Very Small Aperture Terminal (VSAT)

A Very Small Aperture Terminal (VSAT) is small Earth stations used for satellite communications, typically operating in C-band and Ku-band (and increasingly Ka-band), and characterized by the use of relatively small-diameter antennas. VSAT antennas are generally less than about 1.8 m in diameter, significantly smaller than those used in traditional satellite Earth stations, with the objective of reducing terminal size, cost, and installation complexity. Hub stations supporting VSAT networks typically employ much larger antennas, often in the range of 5–11 m.

VSATs are commonly deployed in private and enterprise networks that support point-to-multipoint communications, particularly for applications such as retail transaction processing, inventory management, telemetry, and corporate data distribution. Such networks can be large, sometimes comprising thousands of remote terminals connected to a central hub.

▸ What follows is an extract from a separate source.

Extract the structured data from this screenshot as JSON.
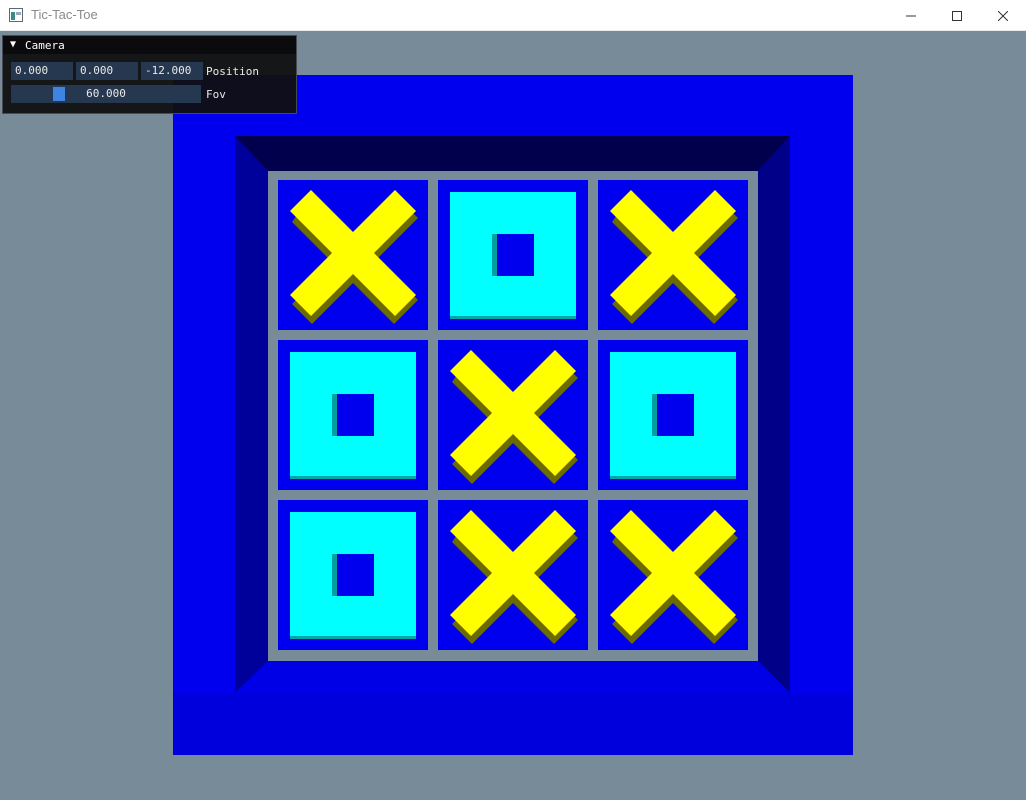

Most VSAT networks use a hub-and-spoke architecture, although modern systems may also support meshed connectivity, allowing direct terminal-to-terminal communication via the satellite. Early VSAT systems typically supported data rates of around 9.6 kbps, with later systems commonly providing 64 kbps per channel. Contemporary VSAT systems, particularly those using higher frequency bands and adaptive modulation and coding, can support uplink data rates of the order of a few megabits per second and downlink rates an order of magnitude higher.